The Status of "Elections" in America, 2008
 
 
Page 3
 
Abbe Waldman DeLozier and Vickie Karp
19 Dec, 2008
 
Massive Voter Purging from "Electronic Pollbooks"
 
Another key issue that caused the disenfranchisement hundreds of thousands of voters across the country on November 4th: Electronic voter registration rolls deleting eligible voters. The 2002 "Help America Vote Act" (HAVA) which was the federal mandate leading to the massive purchase of electronic voting systems by the states, also had a mandate that every state in the country had to update their voter registration lists into an electronic format by 2008. Private corporations have rushed in to take charge of these voter registration lists and create electronic poll books. What followed was an inconsistent free-for-all that cost millions of people their right to vote. Voting lists were purged at the whim of partisan Secretaries of States across the country, massively deleting primarily Democratic voters.
 
The New York Times covered this alarmingly high rate of questionable voter purges in their article linked at http://www.msnbc.msn.com/id/27093919/. Author and investigative journalist Greg Palast teamed up with Robert F. Kennedy Jr. to educate voters about this problem before it was too late to re-register, through their website and downloadable book at www.stealbackyourvote.org.
 
The greater issue about this was not widely discussed. We now have corporations in control of sensitive private information about voters and their party affiliation; vendors who control the databases by purging voters using frivolous criteria created by each individual state at the whim of the partisan election officials and the corporations themselves, often operating from private agendas.
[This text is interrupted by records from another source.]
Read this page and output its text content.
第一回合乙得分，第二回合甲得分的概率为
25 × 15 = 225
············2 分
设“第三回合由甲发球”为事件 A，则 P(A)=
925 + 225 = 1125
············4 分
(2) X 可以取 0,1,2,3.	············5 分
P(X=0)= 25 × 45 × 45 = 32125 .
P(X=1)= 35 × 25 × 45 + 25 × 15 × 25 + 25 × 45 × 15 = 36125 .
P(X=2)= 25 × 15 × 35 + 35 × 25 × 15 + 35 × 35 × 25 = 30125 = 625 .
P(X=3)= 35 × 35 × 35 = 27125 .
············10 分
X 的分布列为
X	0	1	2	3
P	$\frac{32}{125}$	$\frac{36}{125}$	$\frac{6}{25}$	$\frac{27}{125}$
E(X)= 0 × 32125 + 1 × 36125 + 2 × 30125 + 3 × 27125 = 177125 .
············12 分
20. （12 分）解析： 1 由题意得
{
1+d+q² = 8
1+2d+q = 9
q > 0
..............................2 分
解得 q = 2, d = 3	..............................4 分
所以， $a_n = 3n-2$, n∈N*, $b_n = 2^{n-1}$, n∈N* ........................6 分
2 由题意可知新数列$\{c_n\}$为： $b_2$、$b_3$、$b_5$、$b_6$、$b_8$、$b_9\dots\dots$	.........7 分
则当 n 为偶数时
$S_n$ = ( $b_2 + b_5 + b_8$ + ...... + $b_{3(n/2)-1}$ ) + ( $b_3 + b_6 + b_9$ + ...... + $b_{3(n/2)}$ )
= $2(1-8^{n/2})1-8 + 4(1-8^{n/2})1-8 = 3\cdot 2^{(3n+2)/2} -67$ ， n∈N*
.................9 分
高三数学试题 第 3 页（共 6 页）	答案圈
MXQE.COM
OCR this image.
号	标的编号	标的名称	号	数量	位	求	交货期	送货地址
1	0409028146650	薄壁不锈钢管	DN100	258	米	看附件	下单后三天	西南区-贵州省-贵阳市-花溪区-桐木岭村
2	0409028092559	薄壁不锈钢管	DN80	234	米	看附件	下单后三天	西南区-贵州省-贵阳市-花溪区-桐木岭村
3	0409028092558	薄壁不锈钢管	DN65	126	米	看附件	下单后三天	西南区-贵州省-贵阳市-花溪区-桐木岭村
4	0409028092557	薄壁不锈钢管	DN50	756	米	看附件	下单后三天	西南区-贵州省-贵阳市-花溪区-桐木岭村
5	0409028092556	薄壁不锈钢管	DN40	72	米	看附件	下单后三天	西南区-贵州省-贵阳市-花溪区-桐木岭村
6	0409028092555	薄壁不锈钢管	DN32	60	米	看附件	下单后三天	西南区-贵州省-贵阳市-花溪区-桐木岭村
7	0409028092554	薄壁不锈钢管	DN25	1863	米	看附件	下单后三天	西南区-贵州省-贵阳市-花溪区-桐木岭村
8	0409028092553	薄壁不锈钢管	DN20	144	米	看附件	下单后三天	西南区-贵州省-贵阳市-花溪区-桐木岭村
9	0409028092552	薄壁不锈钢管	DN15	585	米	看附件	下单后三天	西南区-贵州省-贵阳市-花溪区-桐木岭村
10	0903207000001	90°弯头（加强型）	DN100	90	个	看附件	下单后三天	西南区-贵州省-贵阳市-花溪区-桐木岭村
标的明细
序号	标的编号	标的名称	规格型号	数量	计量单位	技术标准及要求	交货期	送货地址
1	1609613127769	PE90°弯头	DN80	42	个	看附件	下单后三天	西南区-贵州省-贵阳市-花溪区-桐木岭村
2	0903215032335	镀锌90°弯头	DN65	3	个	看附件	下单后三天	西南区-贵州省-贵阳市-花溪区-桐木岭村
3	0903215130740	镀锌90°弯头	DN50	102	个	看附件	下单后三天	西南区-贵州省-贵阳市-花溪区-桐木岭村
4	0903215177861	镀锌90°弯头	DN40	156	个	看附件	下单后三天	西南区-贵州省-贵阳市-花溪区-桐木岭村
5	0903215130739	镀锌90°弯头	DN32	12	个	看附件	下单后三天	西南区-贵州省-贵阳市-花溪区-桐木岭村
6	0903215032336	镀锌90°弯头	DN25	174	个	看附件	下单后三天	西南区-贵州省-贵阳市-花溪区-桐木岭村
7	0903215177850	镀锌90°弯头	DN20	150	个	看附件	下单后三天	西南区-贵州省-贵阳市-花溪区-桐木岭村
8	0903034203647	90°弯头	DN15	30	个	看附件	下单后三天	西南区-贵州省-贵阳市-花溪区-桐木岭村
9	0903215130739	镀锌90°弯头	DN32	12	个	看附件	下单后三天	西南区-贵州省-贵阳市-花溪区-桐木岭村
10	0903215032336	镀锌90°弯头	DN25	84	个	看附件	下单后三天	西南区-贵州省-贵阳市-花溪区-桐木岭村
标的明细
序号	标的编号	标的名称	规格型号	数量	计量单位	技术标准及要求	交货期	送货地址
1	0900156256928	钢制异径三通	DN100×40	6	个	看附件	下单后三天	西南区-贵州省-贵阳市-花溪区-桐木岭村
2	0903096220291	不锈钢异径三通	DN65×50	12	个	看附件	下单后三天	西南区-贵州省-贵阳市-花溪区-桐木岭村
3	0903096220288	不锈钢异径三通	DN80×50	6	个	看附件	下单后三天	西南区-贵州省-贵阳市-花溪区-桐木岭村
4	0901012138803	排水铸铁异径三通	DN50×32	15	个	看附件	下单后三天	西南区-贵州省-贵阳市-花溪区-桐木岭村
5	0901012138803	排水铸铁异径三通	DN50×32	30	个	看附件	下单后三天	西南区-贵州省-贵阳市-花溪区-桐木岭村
Worst of all, the voter frequently does not discover until Election Day that they have been deleted from the database, when it is too late to re-register.
 
The Move Away From Paperless Electronic Voting, and To Optical Scan Counters: From the frying pan, into the fire!
 
Courageous Secretaries of State in California (Debra Bowen) and Jennifer Brunner (Ohio), after commissioning comprehensive, scholarly studies on electronic voting systems that turned up horrifying evidence of how easy they are to tamper with and hack, have instigated policies to limit and eventually eliminate the paperless touch screen voting systems altogether. Florida has already implemented this ban of DREs (Direct Recording Electronic) machines throughout the state.
 
Unfortunately they have gone to the "solution" of optical scan counters which are used to count paper ballots. Is it better to have paper "in case of a recount"? Sure, IF the numbers are even close enough to tip off one of the candidates that a recount is needed. And IF the challenging candidate has enough money to pay for a recount, which can run in the hundreds of thousands of dollars. And IF the recount isn't hacked such as in Ohio in 2004 (see story of two Ohio election workers convicted of rigging the Ohio recount in 2004: from www.moritzlaw.osu.edu.
 
But the "Catch 22" of optical scan counters is they can easily be hacked to create results that would discourage a candidate from filing for a recount. In the HBO documentary "Hacking Democracy" http://www.hackingdemocracy.com you can watch the simple hack of a ballot scanner, done in minutes by the Black Box Voting "hacking team" of Harri Hursti and Dr. Herbert Thompson: Swapping out a credit-card-sized memory card, this one simple action totally and undetectably "flips" election results on a Diebold Optical Scan Counter.